Metamorfoseado

Acordou se sentindo um merda. Não tinha motivo aparente, mas sentia até o gosto de merda na boca. Esfregou a testa suada com as costas da mão e levantou cambaleante. Segundo Kafka, o momento mais perigoso do dia é o acordar. Pois Antônio acordou metamorfoseado numa grande montanha de fezes secas, desbotadas e de cheiro enjoativo e nauseante. Mas ele lembrou que não tinha tempo para curtir sua deprêzinha matinal. Tinha que enfiar-se numa calça de microfibra barata e ir para o trabalho. Minutos depois, devidamente vestido como um trabalhador, rumou para o ponto do ônibus relembrando todas as pessoas que conseguiram viver sem ele. Colegas de escola, de faculdade, de outros empregos, ex-namoradas, ex-vizinhos, ex-melhores-amigos... Desfilavam diante dele suas esposas, maridos, filhos, novos-melhores-amigos, cachorros, gatos, amantes...

Mas não era assim com todo mundo? A vida não era um gigantesco acelerador de partículas chocando pessoas umas contra as outras e espalhando-as por toda sua extensão monstruosa? Era evidente que sim. Mas o que incomodava Antônio era não deixar nenhuma marca. Sentia-se um espectro passeando por um mundo ao qual não pertencia. Vez por outra imaginava a própria morte. Seu corpo descendo terra abaixo num caixão, os rostos condoídos daqueles que solidariamente compareceriam àquela celebração da comunhão de todos os homens na morte. E dois dias depois, o que lhes aconteceria? No máximo, uma sensação estranha, desconfortável, de um não-sei-o-quê que ficou pra trás. Talvez uma conta que esqueceu-se de pagar, uma lâmpada deixada ligada, uma boca do fogão esquecida acesa. Então se lembrariam que alguém morreu, mas por efeito do terror ritualístico de um corpo entregue aos vermes diante dos vivos. Nada mais que isso.

Pegou o ônibus. Sentou-se observando aqueles rostos lobotomizados. Viu-se neles. Será que depressão era aquilo? Não, não era. Depressão era para consciências profundas que se deparavam com a transitoriedade da vida. Antônio só se sentia um merda e qualquer coisa além disso soava para ele como pura pretensão. Chegou ao trabalho e uma vez lá conversou, riu e brincou como todos ali. Mas uma reminiscência amarga repousava em sua boca. Sabia que um dia seria demitido ou se demitiria e aqueles que hoje agiam como participantes permanentes de sua vida sequer se lembrariam da cor do carpete onde pisavam se perguntados.
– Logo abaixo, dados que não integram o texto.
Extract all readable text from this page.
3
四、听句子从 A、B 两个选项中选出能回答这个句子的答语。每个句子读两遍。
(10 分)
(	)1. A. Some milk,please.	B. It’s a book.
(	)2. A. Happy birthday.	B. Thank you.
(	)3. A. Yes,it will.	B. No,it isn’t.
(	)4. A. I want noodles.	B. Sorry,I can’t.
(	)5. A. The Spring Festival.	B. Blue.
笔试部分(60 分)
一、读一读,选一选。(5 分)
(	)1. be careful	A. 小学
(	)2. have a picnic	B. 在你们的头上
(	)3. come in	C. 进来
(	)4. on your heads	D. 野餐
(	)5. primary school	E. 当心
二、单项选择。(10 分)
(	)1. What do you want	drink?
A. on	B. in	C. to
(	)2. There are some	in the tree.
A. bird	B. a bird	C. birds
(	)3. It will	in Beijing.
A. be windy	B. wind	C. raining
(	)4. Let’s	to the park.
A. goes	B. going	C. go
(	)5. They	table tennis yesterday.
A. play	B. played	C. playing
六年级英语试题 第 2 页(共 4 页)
Não tinha nada a dizer-lhes que pudesse afixá-los a si. Não tinha conselhos profundos para dar, reflexões edificantes para compartilhar ou sentimentos calorosos que lhes fossem dedicados. Nada.

À noite, voltou pra casa. Abriu a geladeira, pegou alface, tomate, pepino e fez uma salada. Requentou a carne assada do dia anterior e jantou assistindo Jornal Nacional. Chorou. Olhava para o apresentador e não conseguia conter as lágrimas quentes que desciam. Chorava, não por si próprio, mas pelo apresentador. Não era pena, nem compaixão, nem um choro misericordioso, como se lhe fosse superior, mas era algum tipo de comunhão, como se tivesse certeza que o apresentador também chorava. Cansou de chorar e desligou a TV. Deitou na cama, fitou o teto e refletiu. Chegou à conclusão de que toda aquela veadagem não ia chegar a lugar nenhum. Resolveu dormir, pra ver se acordava metamorfoseado em algo melhor no dia seguinte.